Texas is worth living in despite the south end of tornado alley being there--though lets ignore that we just had
one of the least interesting tornado seasons yet--and the rest, yeah, but most of the country doesn't get earthquakes, landslides, mudslides, L.A. people, and top it off with a big wildfire cherry. Hurricanes are getting more costly because of more people being encouraged to rebuild in previously flooded areas,
strengthwise is another matter, which makes sense, in a planet which is warming you would expect a reduced equator to pole temperature gradient, and since that gradient is what powers the most destructive storms it's weird to argue they'll get stronger somehow.
And yeah, I know California's prone to fires. Despite that, this is the deadliest and most severe fire season in decades. If it was due to policies, we'd see this stuff happening every year, or else reliably every few years, not clustered in the past 5-10. This firestorm is due to terrible conditions and lack of rain, both of which can be attributed to climate change.
Uh,
deadliest? most destructive? Your link doesn't seem to support this idea that it was a new thing, or the worst ever even, though I don't doubt it is being reported that way.

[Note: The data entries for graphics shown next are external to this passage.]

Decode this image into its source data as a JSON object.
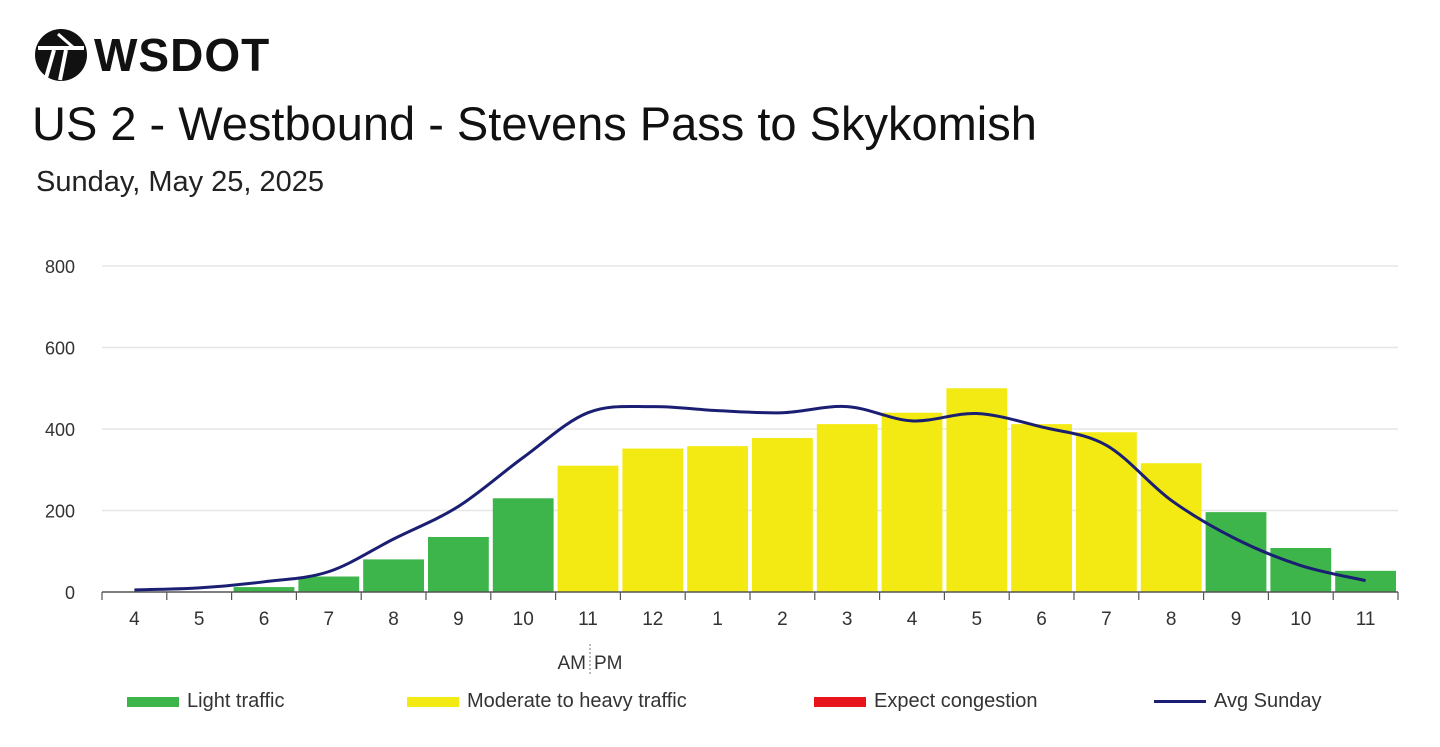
{
  "brand": {
    "name": "WSDOT"
  },
  "header": {
    "title": "US 2 - Westbound - Stevens Pass to Skykomish",
    "subtitle": "Sunday, May 25, 2025"
  },
  "colors": {
    "light": "#3db54a",
    "moderate": "#f2ea12",
    "congestion": "#e8141c",
    "avg_line": "#1b1f73",
    "grid": "#e6e6e6",
    "axis": "#555555"
  },
  "chart_data": {
    "type": "bar",
    "categories": [
      "4",
      "5",
      "6",
      "7",
      "8",
      "9",
      "10",
      "11",
      "12",
      "1",
      "2",
      "3",
      "4",
      "5",
      "6",
      "7",
      "8",
      "9",
      "10",
      "11"
    ],
    "values": [
      0,
      0,
      12,
      38,
      80,
      135,
      230,
      310,
      352,
      358,
      378,
      412,
      440,
      500,
      412,
      392,
      316,
      196,
      108,
      52
    ],
    "bar_levels": [
      "light",
      "light",
      "light",
      "light",
      "light",
      "light",
      "light",
      "moderate",
      "moderate",
      "moderate",
      "moderate",
      "moderate",
      "moderate",
      "moderate",
      "moderate",
      "moderate",
      "moderate",
      "light",
      "light",
      "light"
    ],
    "series": [
      {
        "name": "Avg Sunday",
        "type": "line",
        "values": [
          5,
          10,
          25,
          50,
          130,
          210,
          330,
          440,
          455,
          445,
          440,
          455,
          420,
          438,
          405,
          360,
          225,
          130,
          65,
          28
        ]
      }
    ],
    "ylim": [
      0,
      800
    ],
    "yticks": [
      0,
      200,
      400,
      600,
      800
    ],
    "period_labels": {
      "am": "AM",
      "pm": "PM"
    },
    "grid": true
  },
  "legend": [
    {
      "label": "Light traffic",
      "kind": "bar",
      "color_key": "light"
    },
    {
      "label": "Moderate to heavy traffic",
      "kind": "bar",
      "color_key": "moderate"
    },
    {
      "label": "Expect congestion",
      "kind": "bar",
      "color_key": "congestion"
    },
    {
      "label": "Avg Sunday",
      "kind": "line",
      "color_key": "avg_line"
    }
  ]
}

Of course, policy can mitigate the loss due to fire. We can mandate stone houses and defensible spaces. We can insist on firebreaks around every town. But don't act like there's someone out there who said "I'm a Republican, and if we have a Democrat in office, that will lead to the state burning to the ground for any reason other divine judgement."
I'm not sure what this means, I'm virulently and violently anti-republican, but it is hard for me to parse this properly besides the first bit about policy. It's been a problem for decades that we catch and stop any minor burn before it spreads, this causes dead plant matter to build up until you get a fire too big to catch and stop which roars through the whole area.
I'd be frankly terrified of living near the field we have next door if Memphis wasn't soggy year round, stuff never dries out enough to slog over and remove it even mid-summer.